Theta has some external dependencies that may need to be obtained/installed depending on what parts of the framework you are working with.
Z3 SMT Solver:
The libraries for the Z3 solver (version 4.5.0) are included in the lib directory, for Windows, Ubuntu (64 bit) and MacOS.
However, on Windows, libz3.dll also requires some libraries from the Microsoft Visual C++ Redistributable package that we could not include due to licensing.
Install it, or just execute Download-VCredist.ps1, which will download the required libraries.
On MacOS, the lib directory containing the Z3 dynamic libraries (.dylib files) needs to be on DYLD_LIBRARY_PATH.
If you have a different OS, you should download the appropriate Z3 binary for version 4.5.0.
These libraries should be available on PATH for the executable tools.
Troubleshooting:
- If Z3 gives an assertion error (unreachable code reached), your Z3 version may not be correct.
GraphViz:
Theta can export graphs in dot format and automatically convert them to images.
For this, GraphViz has to be installed and dot (or dot.exe on Windows) has to be on the PATH.
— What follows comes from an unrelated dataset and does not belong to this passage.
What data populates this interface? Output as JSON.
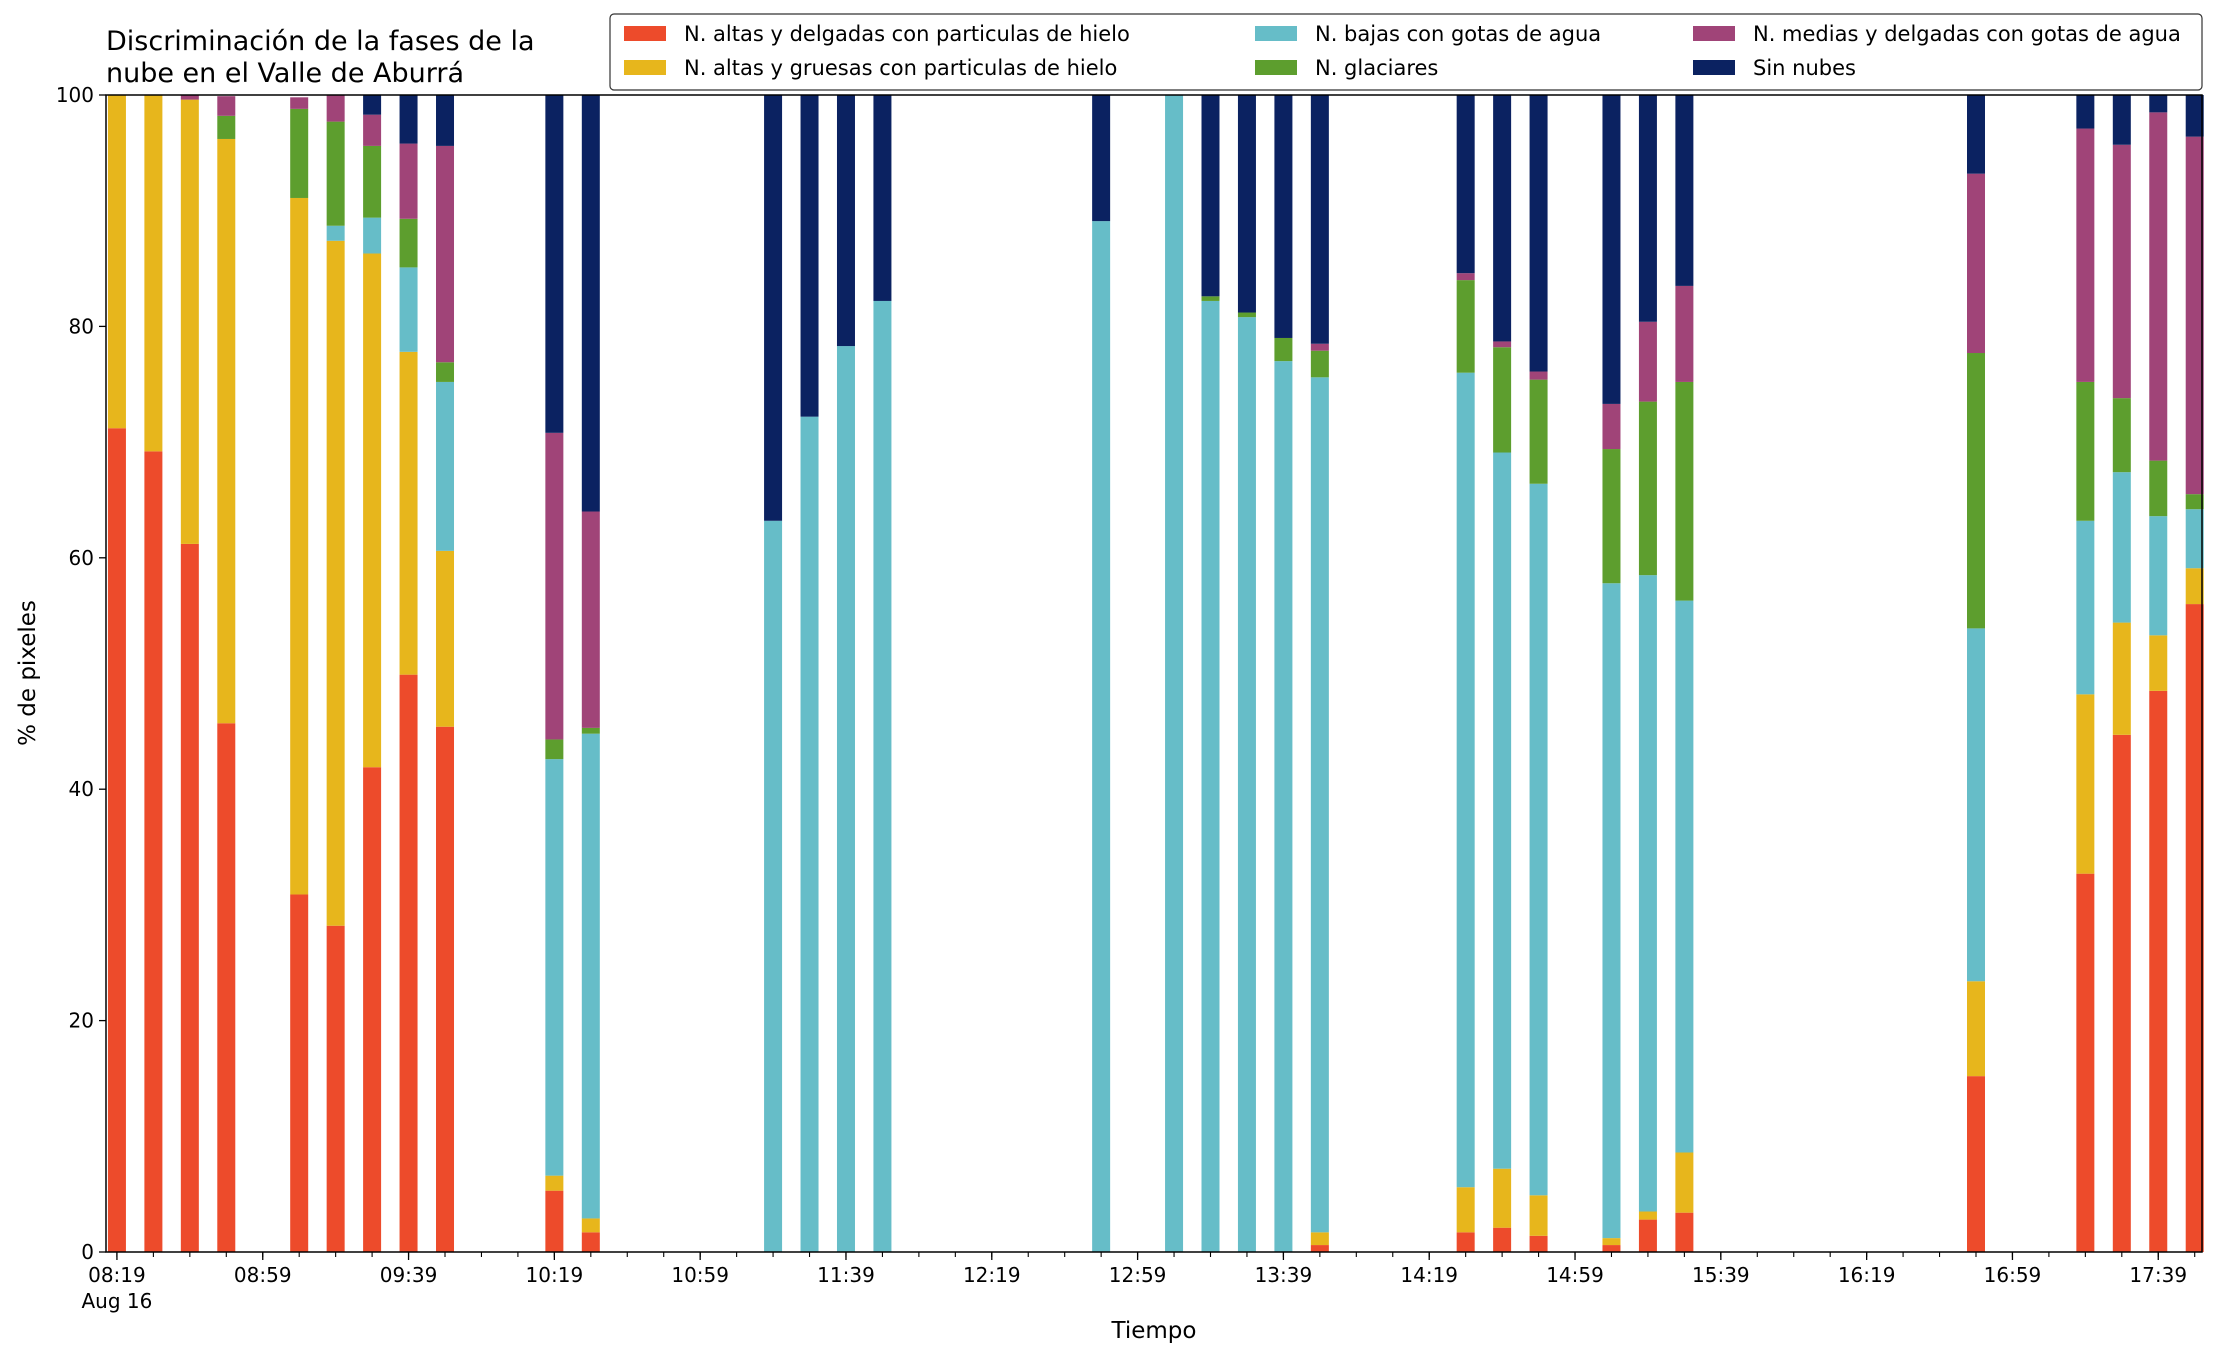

Theta can be built from the command line by simply executing gradlew.bat build (Windows) or ./gradlew build (Linux) from the root of the repository, where build is the name of the task that will compile all projects and run the tests.
On Linux make sure you do not use gradle build as it executes your globally installed Gradle tool which might not be the appropriate version.
As highlighted above (and even more in reality), building Theta on Windows can be tricky (mostly due to Z3 dependencies). Considering Windows Subsystem for Linux (WSL), there are the following workflow options:
| Build | Run | Description |
|---|---|---|
| Windows | Windows | Try the above instructions, but be prepared to debug issues with native libraries. |
| WSL | WSL | Build&run should work fine as on Linux. However, it is our experience that Gradle is much slower in WSL. |
| Windows | WSL | The inconveniences of the above two options motivate this hybrid configuration. However, having java classpath issues is likely. We suggest two solutions:
|
For the WSL options, we suggest a WSL2 installation with an Ubuntu distribution.